# Anyone ever created their own farm/herding dog breed?



## Alibo (Mar 10, 2017)

Short story is that my husband and I have always loved dobermans and german shepherds. But I don't necessarily like the German shepherds and he feels the same about the Dobie. We agreed on a Beauceron and we're ready to get on waiting lists and then... BluBelle came into our life.

She is a blue Merle border collie blue heeler mix. She... is... awesome...

We are not the people to ever breed or accidentally breed for the lazy heck of it but I am wondering how I can improve on this and make it a "legacy" for our future.

Blu has excellent instincts and drive and attention to what we want. She is 7 months old, about 50lbs. I would like some more intensity and size to her though. We have not fixed her because bad experience has shown me that spaying a dog leads to a ton of problems. Responsible dog ownership is a must and we keep a tight ship on heats around here. But... a  random thought keeps rolling through my head that I can "make" the perfect dog. 

Can i?


Besides possibly not finding RESPONSIBLE homes for the extra puppies, what are the downsides to trying this? I would hypothetically incorporate a well bred German Shepherd first and through the years add some doberman.

Thoughts? 

This is all hypothetical, so please no criticism for breeding willy nilly. We are NOT people to add to the growing stray problem


----------



## Latestarter (Mar 11, 2017)

Sorry... I don't have a clue... A lot would depend on what exactly you wish this new dog breed's job to be. GS's need a "job" to keep from going bat $hit and have breed problems you need to be aware of and watch out for (like bad hips). Dobies have their own issues you need to be aware of and watch out for. I'm not at all familiar with Beaucerons but Google says they are a french sheep herding dog and they look like a GS & Dobie cross to me...

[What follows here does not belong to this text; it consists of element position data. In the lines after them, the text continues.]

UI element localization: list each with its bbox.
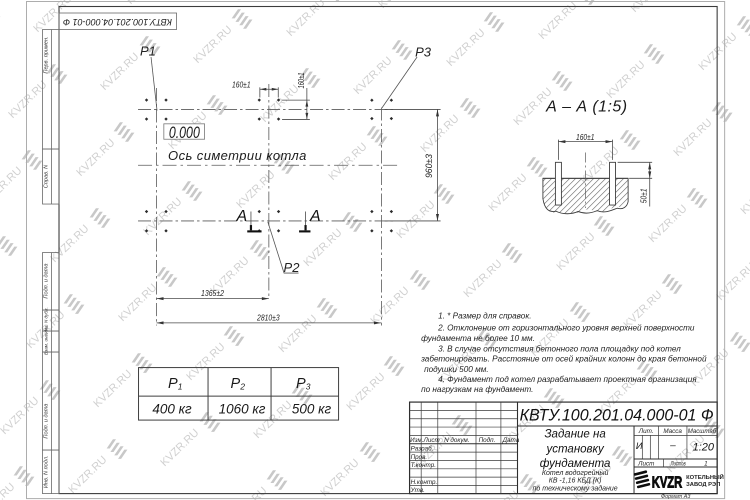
svg-text:400 кг: 400 кг	[152, 402, 192, 417]
svg-text:KVZR.RU: KVZR.RU	[672, 117, 715, 159]
svg-text:Инв. N подл.: Инв. N подл.	[44, 455, 50, 488]
svg-text:KVZR.RU: KVZR.RU	[301, 227, 344, 269]
svg-text:Дата: Дата	[502, 437, 520, 444]
svg-text:KVZR.RU: KVZR.RU	[647, 203, 690, 245]
svg-text:1: 1	[704, 460, 708, 467]
svg-text:Масса: Масса	[663, 428, 682, 435]
svg-text:Пров.: Пров.	[411, 454, 428, 461]
svg-text:Перв. примен.: Перв. примен.	[44, 36, 50, 73]
svg-text:Листов: Листов	[670, 460, 686, 467]
svg-text:KVZR.RU: KVZR.RU	[158, 427, 201, 469]
svg-text:KVZR.RU: KVZR.RU	[629, 0, 672, 15]
svg-text:Разраб.: Разраб.	[411, 445, 434, 453]
svg-text:KVZR.RU: KVZR.RU	[141, 196, 184, 238]
svg-text:подушки 500 мм.: подушки 500 мм.	[424, 365, 489, 374]
svg-text:Формат А3: Формат А3	[661, 494, 690, 500]
svg-text:KVZR.RU: KVZR.RU	[226, 485, 269, 500]
svg-text:KVZR.RU: KVZR.RU	[0, 165, 24, 207]
svg-text:Подп. и дата: Подп. и дата	[44, 264, 50, 299]
svg-text:А: А	[236, 208, 248, 225]
svg-text:0.000: 0.000	[169, 123, 200, 142]
svg-text:KVZR.RU: KVZR.RU	[0, 481, 17, 500]
svg-text:Справ. N: Справ. N	[44, 164, 50, 188]
svg-text:160±1: 160±1	[232, 79, 251, 89]
svg-text:KVZR.RU: KVZR.RU	[665, 433, 708, 475]
svg-text:1060 кг: 1060 кг	[219, 402, 266, 417]
svg-text:KVZR.RU: KVZR.RU	[184, 341, 227, 383]
svg-text:KVZR.RU: KVZR.RU	[605, 59, 648, 101]
svg-text:KVZR.RU: KVZR.RU	[48, 223, 91, 265]
svg-text:Ось симетрии котла: Ось симетрии котла	[168, 148, 307, 163]
svg-text:по нагрузкам на фундамент.: по нагрузкам на фундамент.	[421, 385, 533, 394]
svg-text:160±1: 160±1	[296, 72, 306, 88]
svg-text:KVZR.RU: KVZR.RU	[486, 172, 529, 214]
svg-text:4. Фундамент под котел разраба: 4. Фундамент под котел разрабатывает про…	[438, 375, 697, 384]
svg-text:KVZR.RU: KVZR.RU	[234, 169, 277, 211]
svg-text:ЗАВОД РЭП: ЗАВОД РЭП	[686, 482, 720, 488]
svg-text:KVZR.RU: KVZR.RU	[368, 285, 411, 327]
svg-text:Р2: Р2	[231, 376, 246, 392]
svg-text:KVZR.RU: KVZR.RU	[351, 55, 394, 97]
svg-text:500 кг: 500 кг	[292, 402, 332, 417]
svg-text:KVZR.RU: KVZR.RU	[418, 113, 461, 155]
svg-text:160±1: 160±1	[576, 132, 595, 142]
svg-text:КОТЕЛЬНЫЙ: КОТЕЛЬНЫЙ	[686, 473, 724, 481]
svg-text:KVZR.RU: KVZR.RU	[461, 258, 504, 300]
svg-text:Масштаб: Масштаб	[688, 427, 717, 435]
svg-text:KVZR.RU: KVZR.RU	[6, 79, 49, 121]
svg-text:KVZR.RU: KVZR.RU	[276, 313, 319, 355]
svg-text:3. В случае отсутствия бетонно: 3. В случае отсутствия бетонного пола пл…	[438, 344, 681, 353]
svg-text:KVZR.RU: KVZR.RU	[715, 261, 750, 303]
svg-text:KVZR.RU: KVZR.RU	[326, 141, 369, 183]
svg-text:KVZR.RU: KVZR.RU	[739, 175, 750, 217]
svg-text:Задание на: Задание на	[544, 429, 605, 441]
svg-text:KVZR.RU: KVZR.RU	[284, 0, 327, 39]
svg-text:KVZR.RU: KVZR.RU	[554, 231, 597, 273]
svg-text:KVZR.RU: KVZR.RU	[697, 31, 740, 73]
svg-text:КВ -1,16 КБД (К): КВ -1,16 КБД (К)	[549, 478, 602, 485]
svg-text:1365±2: 1365±2	[201, 288, 224, 298]
svg-text:Подп. и дата: Подп. и дата	[44, 404, 50, 439]
svg-text:N докум.: N докум.	[444, 436, 469, 444]
svg-text:960±3: 960±3	[424, 154, 434, 178]
svg-text:Т.контр.: Т.контр.	[411, 462, 436, 469]
svg-text:Подп.: Подп.	[479, 436, 496, 444]
svg-text:Р2: Р2	[284, 260, 301, 275]
svg-text:KVZR.RU: KVZR.RU	[318, 457, 361, 499]
svg-text:Лист: Лист	[637, 460, 654, 467]
svg-text:Р1: Р1	[140, 44, 156, 59]
svg-text:2. Отклонение от горизонтально: 2. Отклонение от горизонтального уровня …	[437, 324, 695, 333]
svg-text:KVZR.RU: KVZR.RU	[91, 368, 134, 410]
svg-text:Лит.: Лит.	[638, 428, 654, 435]
svg-text:1. * Размер для справок.: 1. * Размер для справок.	[438, 312, 531, 321]
svg-text:И: И	[636, 441, 643, 451]
svg-text:KVZR.RU: KVZR.RU	[344, 371, 387, 413]
svg-text:установку: установку	[545, 443, 605, 455]
svg-text:Изм.Лист: Изм.Лист	[410, 437, 440, 444]
svg-text:50±1: 50±1	[639, 188, 649, 203]
svg-text:забетонировать. Расстояние от: забетонировать. Расстояние от осей крайн…	[420, 355, 707, 364]
svg-text:Р1: Р1	[168, 376, 183, 392]
svg-text:Р3: Р3	[415, 45, 432, 60]
svg-text:КВТУ.100.201.04.000-01 Ф: КВТУ.100.201.04.000-01 Ф	[63, 17, 172, 27]
svg-text:KVZR.RU: KVZR.RU	[116, 282, 159, 324]
svg-text:KVZR.RU: KVZR.RU	[0, 395, 41, 437]
svg-text:Утв.: Утв.	[410, 487, 425, 494]
svg-text:А: А	[309, 208, 321, 225]
svg-text:Р3: Р3	[296, 376, 311, 392]
svg-text:KVZR.RU: KVZR.RU	[74, 137, 117, 179]
svg-text:KVZR.RU: KVZR.RU	[394, 199, 437, 241]
svg-text:2810±3: 2810±3	[256, 312, 280, 322]
svg-text:Котел водогрейный: Котел водогрейный	[542, 469, 609, 477]
svg-text:KVZR.RU: KVZR.RU	[191, 24, 234, 66]
svg-text:KVZR.RU: KVZR.RU	[732, 492, 750, 500]
svg-text:Взам. инв. N: Взам. инв. N	[44, 328, 49, 355]
svg-text:1:20: 1:20	[693, 442, 715, 454]
svg-text:–: –	[669, 441, 676, 452]
svg-text:KVZR.RU: KVZR.RU	[66, 454, 109, 496]
svg-text:фундамента не более 10 мм.: фундамента не более 10 мм.	[421, 334, 535, 343]
svg-text:А – А (1:5): А – А (1:5)	[545, 99, 627, 116]
svg-text:KVZR.RU: KVZR.RU	[98, 51, 141, 93]
svg-text:КВТУ.100.201.04.000-01 Ф: КВТУ.100.201.04.000-01 Ф	[520, 406, 714, 424]
svg-text:KVZR.RU: KVZR.RU	[444, 27, 487, 69]
svg-text:по техническому задание: по техническому задание	[533, 485, 618, 493]
svg-text:KVZR: KVZR	[652, 475, 683, 492]
svg-text:фундамента: фундамента	[540, 458, 611, 470]
svg-text:Н.контр.: Н.контр.	[411, 479, 438, 486]
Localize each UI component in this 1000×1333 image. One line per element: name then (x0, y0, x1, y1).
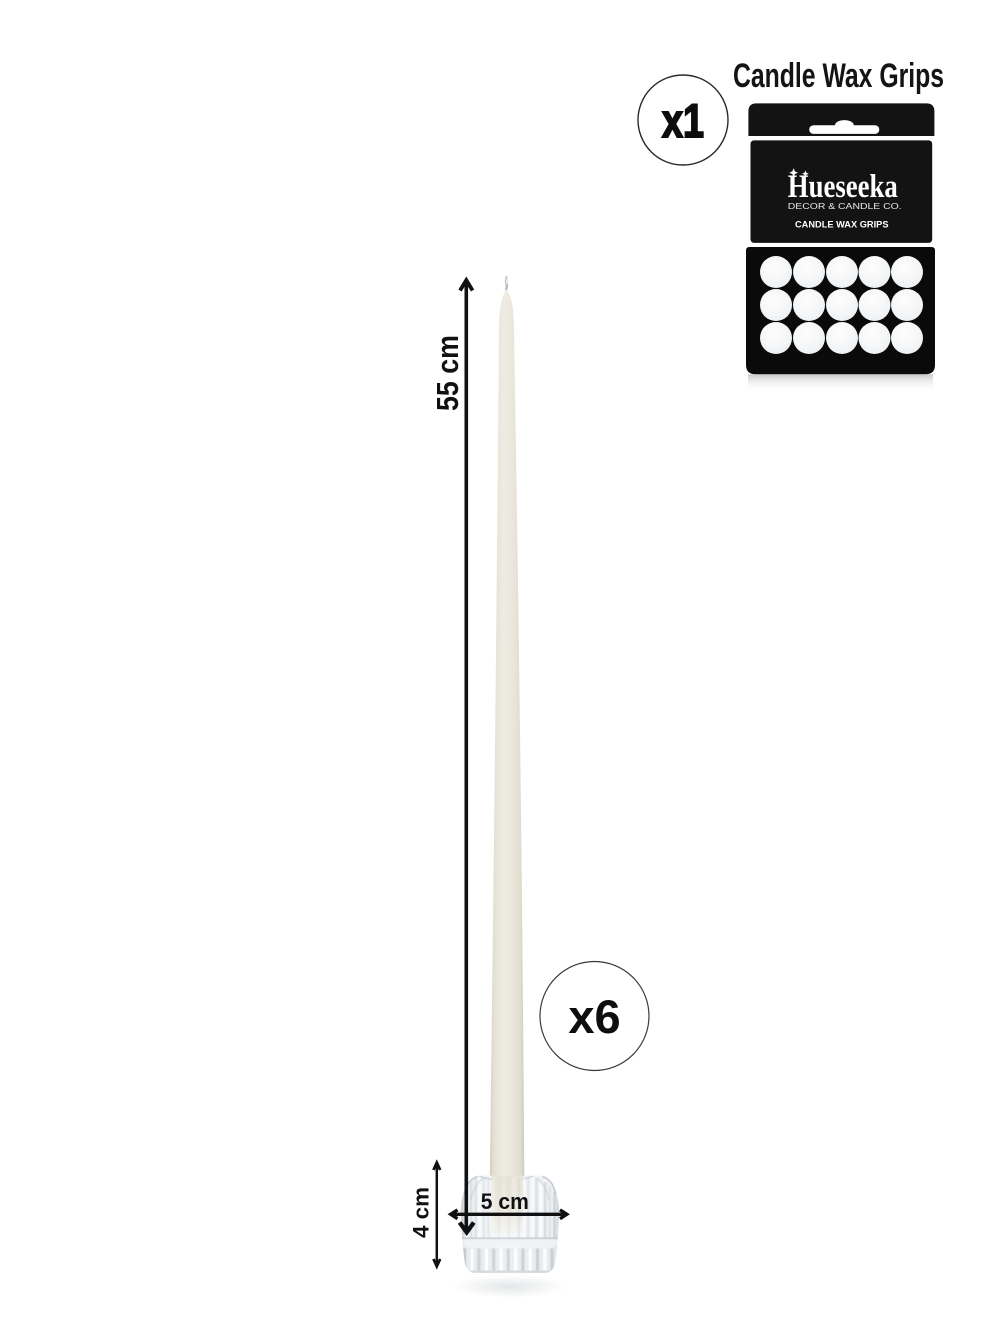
svg-text:x6: x6 (568, 990, 620, 1043)
svg-text:55 cm: 55 cm (430, 335, 465, 411)
svg-text:4 cm: 4 cm (409, 1187, 434, 1238)
svg-text:x1: x1 (662, 94, 704, 147)
svg-text:Hueseeka: Hueseeka (788, 169, 898, 205)
svg-text:Candle Wax Grips: Candle Wax Grips (733, 57, 944, 95)
svg-text:DECOR & CANDLE CO.: DECOR & CANDLE CO. (788, 201, 902, 211)
svg-text:5 cm: 5 cm (481, 1189, 529, 1214)
svg-text:CANDLE WAX GRIPS: CANDLE WAX GRIPS (795, 220, 889, 230)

I owned a male GS/Dobie cross as a kid. He was an awesome dog. He mated a PB Dobie several miles away and we didn't know about it. She had the pups destroyed and I was extremely upset about that... I would have loved to have one. Anyway, I guess you just have to figure out what you want and then either move fwd or forget about it.


----------



## NH homesteader (Mar 11, 2017)

I guess if you asked me personally if I would attempt this breeding, my answer would be no. But what you need to do in order to decide for yourself is figure out what you hope to achieve with this breeding and weigh the positives against the negatives regarding traits of both dogs and breeds. And do you know of a way to find homes for the offspring you can't keep, etc. There are a lot of considerations!

_Edited by Staff_


----------



## Southern by choice (Mar 11, 2017)

Not sure what went on here and obviously posts have been deleted or edited. 

edited- obviously it was necessary apologies to the moderators! 

Having said that, we as a community generally are respectful even when we have strong disagreements.
I understand the frustrations when it comes to dog issues in general.

As far as the OP's question- I am not going to slam you because I think your question is a good one and I believe you are seeking more than just one answer.

Over the centuries this IS how different breeds were developed and we are blessed for it.
Unfortunately we have many that are trying to create the "perfect" dog and we have lots of designer messes out there. 

If you were really very serious you would need to understand the number of dogs you would have to keep. You would have to start with the best stock possible for the different breeds as well as having multiple lines of each breed. You would have to basically become an operating kennel and meet those guidelines. You will need MANY people involved and committed to the project. These people as well as yourself would need to raise up the dogs, retain them, work them and then continue election to only breed the best for the desired traits. Add to that you will need a minimum of 5 generations just to start getting some that breed true. You will need land!

In a nutshell you are talking hundreds of dogs IF you really want to do something spectacular.
The financial resources required for such an undertaking will be astronomical.

When you look at the big picture we really do have amazing dogs already out there.

If you are unsettled I would recommend going to a rare breed show, some herding trials etc and perhaps there will be something that "fits" and simply strikes you.

If you are not proficient in training herding dogs then truthfully do not even entertain the idea. One must have knowledge and skill for such an undertaking.

Hope that helps and gives a little insight.


----------